Listen to Cavis Muris - Part 4
From the earliest, I craved the arts, any of the arts, all of the arts. The feelings, thoughts and imaginings presented to me by other minds did not represent, reflect or resonate with my solitary subjective experience, nor did they provide the means I so urgently felt I needed of making life's momentary intensity more comfortable.
As a result I have always been involved in far too many things at once: writing, playing and composing music, making visual images and pursuing the externalization of the evolving visuals that appeared only in my mind's retina into video and visual music, developing new tools for these tasks via techniques ranging from soldering through computer software, and getting excited about ideas in many fields.
At every stage several threads intertwined, components not only of created work (sound, image and text), but of daily life and the pursuit of understanding (home, dogs, friends, beloved plucked acoustic instruments, several sciences, electronic and mechanical tinkering...). I have found myself almost always in overload, especially as a little goes a long way, any interesting idea tending to intersect with others to spin off into many more.
As a teenager, a shy awkward "girl nerd", I could be seen playing guitar and banjo, taking woodworking shop and drafting classes, running little scientific experiments, drawing and sculpting, writing poems and fiction, doing science fair projects, inventing a phonetic alphabet, even winning a prize for advertizing layout, and reading, reading, reading.
More recently, technology has furnished a means of interconnection for all the parts of this disparate array. Paradoxically, by specializing in music (for I always found it the least resistible of all my pursuits) I found that all the other domains that I had thought I had traded off against it were drawn back in. Music does not exist in isolation any more than any individual, society or subject of study. Music touches upon everything else, from mathematics to philosophy to carpentry. Most important though, it touches our innermost selves.
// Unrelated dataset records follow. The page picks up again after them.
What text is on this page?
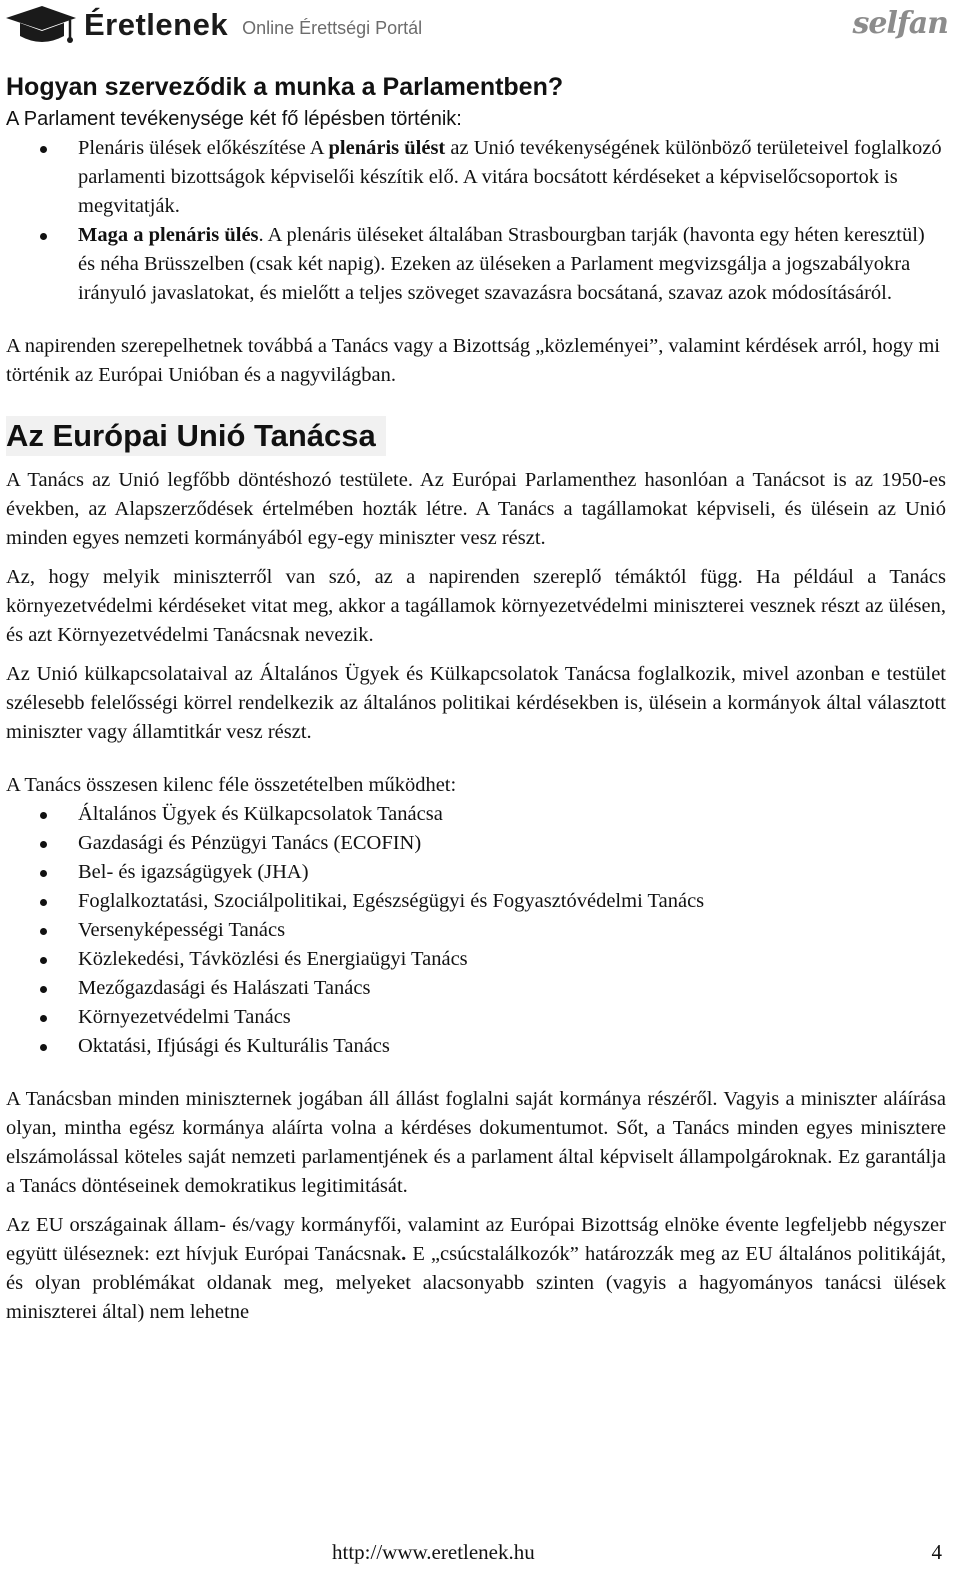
Éretlenek Online Érettségi Portál	selfan
Hogyan szerveződik a munka a Parlamentben?

A Parlament tevékenysége két fő lépésben történik:

Plenáris ülések előkészítése A plenáris ülést az Unió tevékenységének különböző területeivel foglalkozó parlamenti bizottságok képviselői készítik elő. A vitára bocsátott kérdéseket a képviselőcsoportok is megvitatják.
Maga a plenáris ülés. A plenáris üléseket általában Strasbourgban tarják (havonta egy héten keresztül) és néha Brüsszelben (csak két napig). Ezeken az üléseken a Parlament megvizsgálja a jogszabályokra irányuló javaslatokat, és mielőtt a teljes szöveget szavazásra bocsátaná, szavaz azok módosításáról.

A napirenden szerepelhetnek továbbá a Tanács vagy a Bizottság „közleményei”, valamint kérdések arról, hogy mi történik az Európai Unióban és a nagyvilágban.

Az Európai Unió Tanácsa

A Tanács az Unió legfőbb döntéshozó testülete. Az Európai Parlamenthez hasonlóan a Tanácsot is az 1950-es években, az Alapszerződések értelmében hozták létre. A Tanács a tagállamokat képviseli, és ülésein az Unió minden egyes nemzeti kormányából egy-egy miniszter vesz részt.

Az, hogy melyik miniszterről van szó, az a napirenden szereplő témáktól függ. Ha például a Tanács környezetvédelmi kérdéseket vitat meg, akkor a tagállamok környezetvédelmi miniszterei vesznek részt az ülésen, és azt Környezetvédelmi Tanácsnak nevezik.

Az Unió külkapcsolataival az Általános Ügyek és Külkapcsolatok Tanácsa foglalkozik, mivel azonban e testület szélesebb felelősségi körrel rendelkezik az általános politikai kérdésekben is, ülésein a kormányok által választott miniszter vagy államtitkár vesz részt.

A Tanács összesen kilenc féle összetételben működhet:

Általános Ügyek és Külkapcsolatok Tanácsa
Gazdasági és Pénzügyi Tanács (ECOFIN)
Bel- és igazságügyek (JHA)
Foglalkoztatási, Szociálpolitikai, Egészségügyi és Fogyasztóvédelmi Tanács
Versenyképességi Tanács
Közlekedési, Távközlési és Energiaügyi Tanács
Mezőgazdasági és Halászati Tanács
Környezetvédelmi Tanács
Oktatási, Ifjúsági és Kulturális Tanács

A Tanácsban minden miniszternek jogában áll állást foglalni saját kormánya részéről. Vagyis a miniszter aláírása olyan, mintha egész kormánya aláírta volna a kérdéses dokumentumot. Sőt, a Tanács minden egyes minisztere elszámolással köteles saját nemzeti parlamentjének és a parlament által képviselt állampolgároknak. Ez garantálja a Tanács döntéseinek demokratikus legitimitását.

Az EU országainak állam- és/vagy kormányfői, valamint az Európai Bizottság elnöke évente legfeljebb négyszer együtt üléseznek: ezt hívjuk Európai Tanácsnak. E „csúcstalálkozók” határozzák meg az EU általános politikáját, és olyan problémákat oldanak meg, melyeket alacsonyabb szinten (vagyis a hagyományos tanácsi ülések miniszterei által) nem lehetne

http://www.eretlenek.hu	4
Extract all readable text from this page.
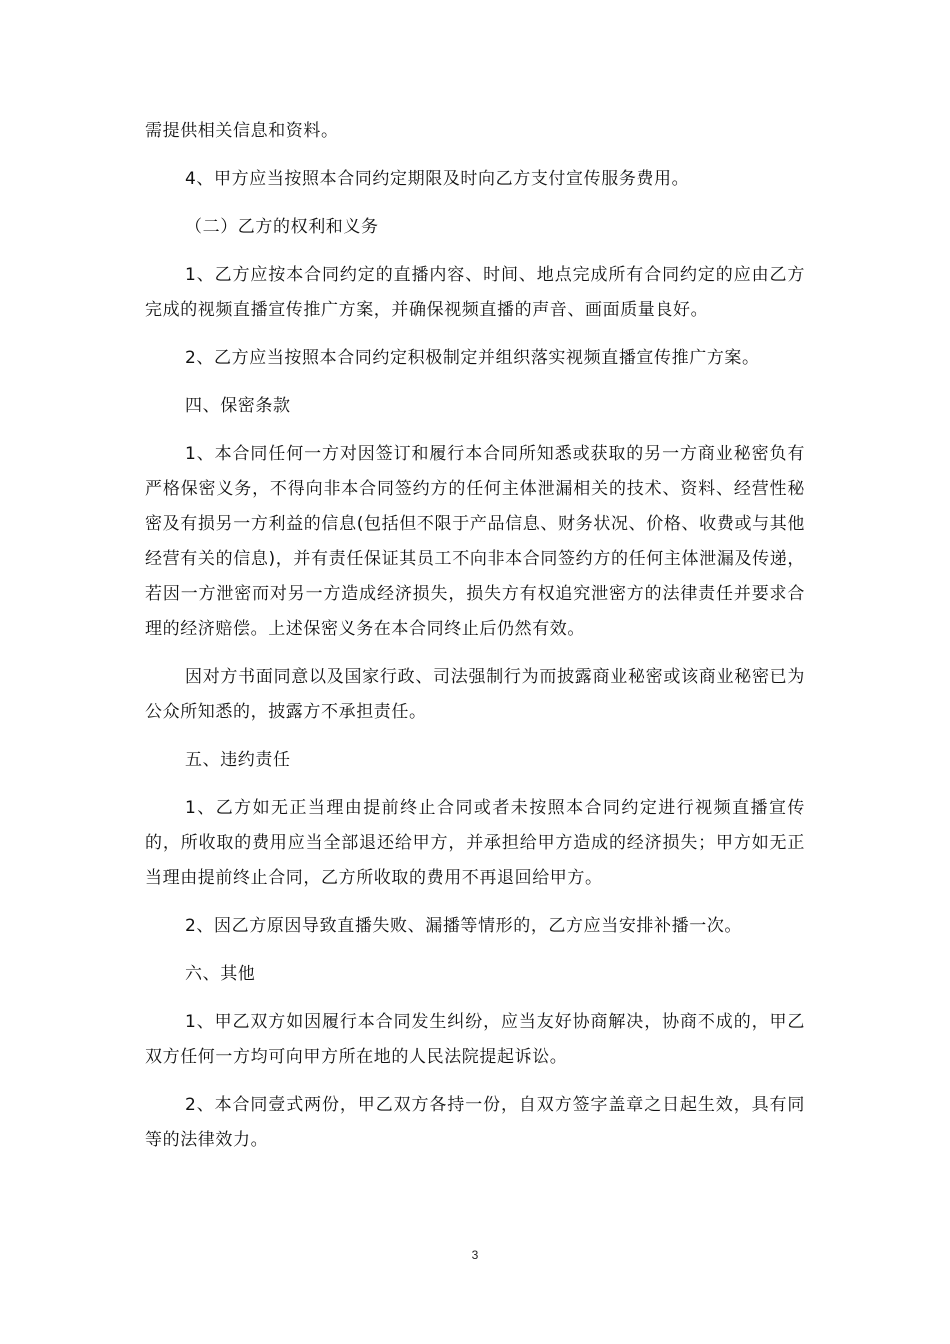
需提供相关信息和资料。

4、甲方应当按照本合同约定期限及时向乙方支付宣传服务费用。

（二）乙方的权利和义务

1、乙方应按本合同约定的直播内容、时间、地点完成所有合同约定的应由乙方完成的视频直播宣传推广方案，并确保视频直播的声音、画面质量良好。

2、乙方应当按照本合同约定积极制定并组织落实视频直播宣传推广方案。

四、保密条款

1、本合同任何一方对因签订和履行本合同所知悉或获取的另一方商业秘密负有严格保密义务，不得向非本合同签约方的任何主体泄漏相关的技术、资料、经营性秘密及有损另一方利益的信息(包括但不限于产品信息、财务状况、价格、收费或与其他经营有关的信息)，并有责任保证其员工不向非本合同签约方的任何主体泄漏及传递，若因一方泄密而对另一方造成经济损失，损失方有权追究泄密方的法律责任并要求合理的经济赔偿。上述保密义务在本合同终止后仍然有效。

因对方书面同意以及国家行政、司法强制行为而披露商业秘密或该商业秘密已为公众所知悉的，披露方不承担责任。

五、违约责任

1、乙方如无正当理由提前终止合同或者未按照本合同约定进行视频直播宣传的，所收取的费用应当全部退还给甲方，并承担给甲方造成的经济损失；甲方如无正当理由提前终止合同，乙方所收取的费用不再退回给甲方。

2、因乙方原因导致直播失败、漏播等情形的，乙方应当安排补播一次。

六、其他

1、甲乙双方如因履行本合同发生纠纷，应当友好协商解决，协商不成的，甲乙双方任何一方均可向甲方所在地的人民法院提起诉讼。

2、本合同壹式两份，甲乙双方各持一份，自双方签字盖章之日起生效，具有同等的法律效力。

3
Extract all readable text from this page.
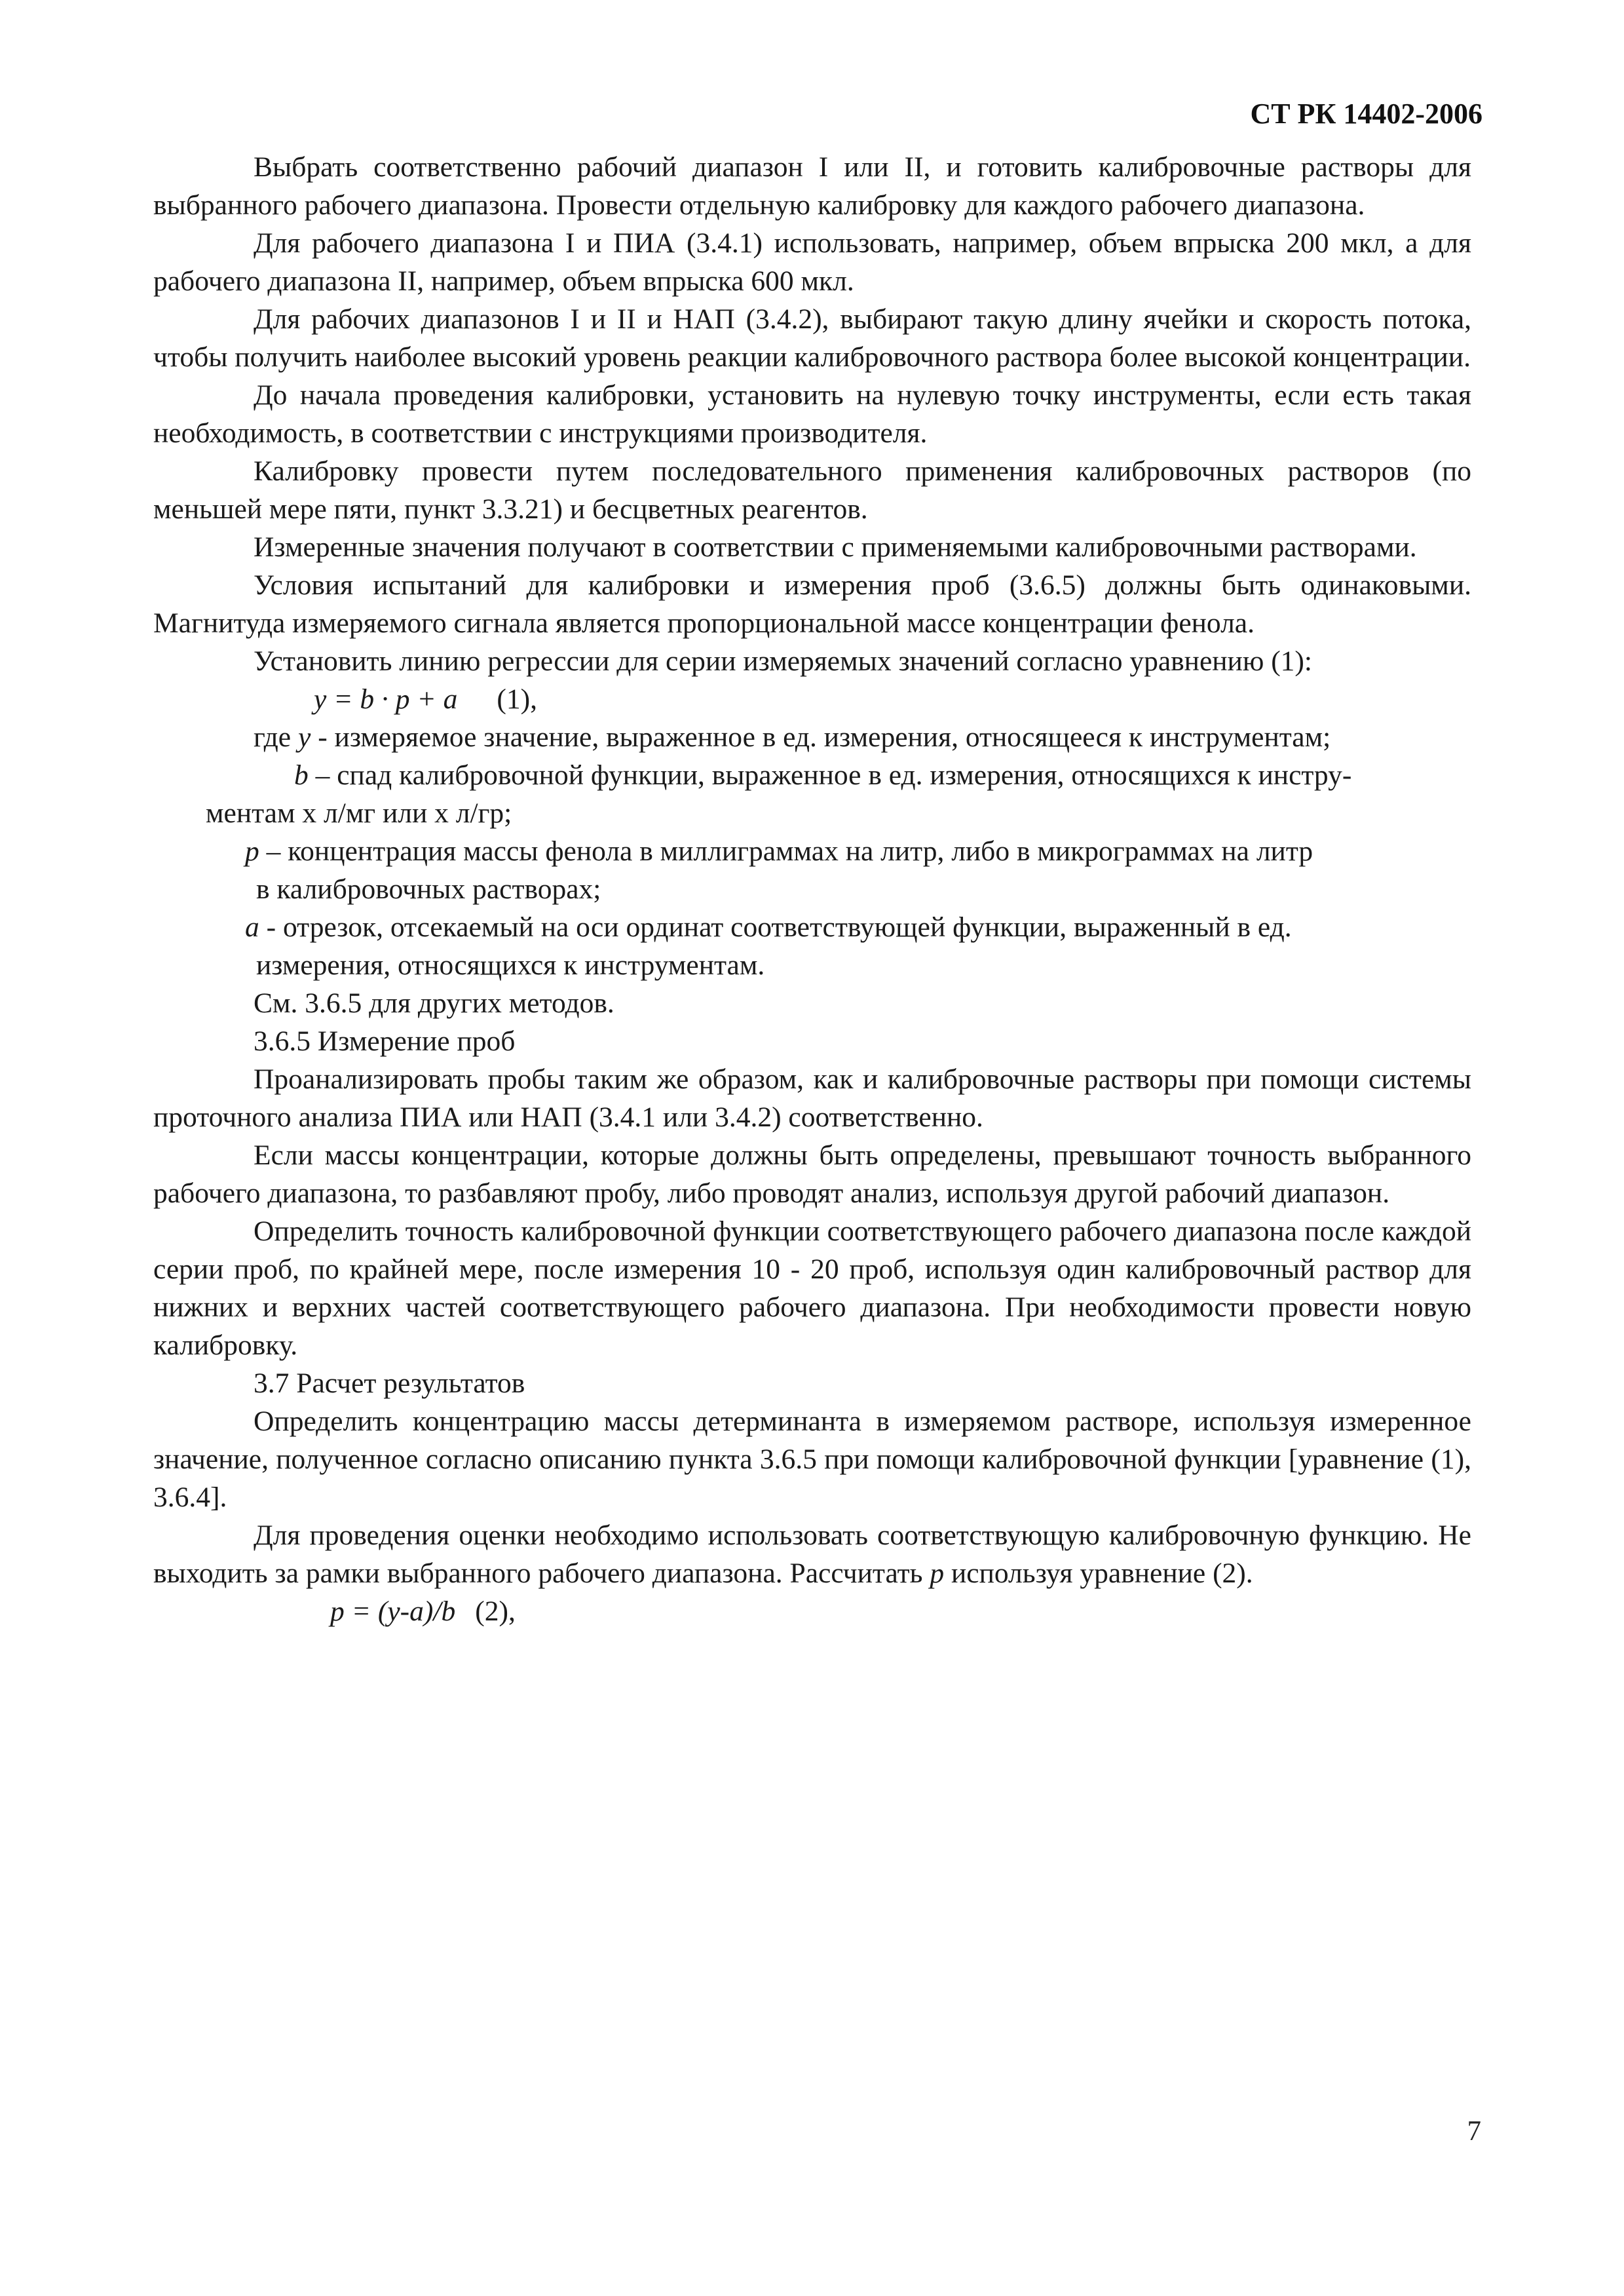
СТ РК 14402-2006

Выбрать соответственно рабочий диапазон I или II, и готовить калибровочные растворы для выбранного рабочего диапазона. Провести отдельную калибровку для каждого рабочего диапазона.

Для рабочего диапазона I и ПИА (3.4.1) использовать, например, объем впрыска 200 мкл, а для рабочего диапазона II, например, объем впрыска 600 мкл.

Для рабочих диапазонов I и II и НАП (3.4.2), выбирают такую длину ячейки и скорость потока, чтобы получить наиболее высокий уровень реакции калибровочного раствора более высокой концентрации.

До начала проведения калибровки, установить на нулевую точку инструменты, если есть такая необходимость, в соответствии с инструкциями производителя.

Калибровку провести путем последовательного применения калибровочных растворов (по меньшей мере пяти, пункт 3.3.21) и бесцветных реагентов.

Измеренные значения получают в соответствии с применяемыми калибровочными растворами.

Условия испытаний для калибровки и измерения проб (3.6.5) должны быть одинаковыми. Магнитуда измеряемого сигнала является пропорциональной массе концентрации фенола.

Установить линию регрессии для серии измеряемых значений согласно уравнению (1):

y = b · p + a (1),

где y - измеряемое значение, выраженное в ед. измерения, относящееся к инструментам;

b – спад калибровочной функции, выраженное в ед. измерения, относящихся к инстру-
ментам х л/мг или х л/гр;

p – концентрация массы фенола в миллиграммах на литр, либо в микрограммах на литр
в калибровочных растворах;

a - отрезок, отсекаемый на оси ординат соответствующей функции, выраженный в ед.
измерения, относящихся к инструментам.

См. 3.6.5 для других методов.

3.6.5 Измерение проб

Проанализировать пробы таким же образом, как и калибровочные растворы при помощи системы проточного анализа ПИА или НАП (3.4.1 или 3.4.2) соответственно.

Если массы концентрации, которые должны быть определены, превышают точность выбранного рабочего диапазона, то разбавляют пробу, либо проводят анализ, используя другой рабочий диапазон.

Определить точность калибровочной функции соответствующего рабочего диапазона после каждой серии проб, по крайней мере, после измерения 10 - 20 проб, используя один калибровочный раствор для нижних и верхних частей соответствующего рабочего диапазона. При необходимости провести новую калибровку.

3.7 Расчет результатов

Определить концентрацию массы детерминанта в измеряемом растворе, используя измеренное значение, полученное согласно описанию пункта 3.6.5 при помощи калибровочной функции [уравнение (1), 3.6.4].

Для проведения оценки необходимо использовать соответствующую калибровочную функцию. Не выходить за рамки выбранного рабочего диапазона. Рассчитать p используя уравнение (2).

p = (y-a)/b (2),

7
I did not expect to become a composer. I just kept finding, when I went to my record collection, that the music I was looking for was not there. So being a tinkerer I would make some for myself. My computer music software, best known of which is my little program "Music Mouse", is similar, made for my own use, and only ex post facto discovered to be wanted by others. Though I have made music "on demand" and to others' specifications, such as for dance, theater or film, I am primarily inner directed and all of what I consider my best work is always made for my own needs. This is another wonderful paradox that perhaps only the arts manifest well, that by pleasing the self we are more able to please others.
Listen to Cavis Muris - Part 2
Because much of what I have felt and seen in my mind and imagination is difficult to mash into conventional media, I have spent astronomical amounts of time on the design and creation of tools, mostly electronic and computer-based. I love this work almost as much as the music itself. Each tool (instrument, medium, technique) is like a language, able to express some things inexpressible by others, and yet full of commonality with them. Each may severely limit the nature of one's creative output but in the cause of revealing with a clearer focus a unique aesthetic domain. In this way an instrument is like a person, and each individual artist has similar uniqueness and communality with others.
This is why I have worked hard to make it easier for more people to be able to express themselves in music and art by use of new technology. There should never be a minority category "creative artist" from which most people are excluded. All who wish to speak any language - sound, sight, speech, should have the opportunity to do so. And I have long hoped that the logic of computers makes this possible for more people than ever before. As each individual is "a universe entire", so does the benefit of creative self-expression fall primarily to the maker, leaving to that person's audience, however large or local, only the artifacts of the process, the works that remain.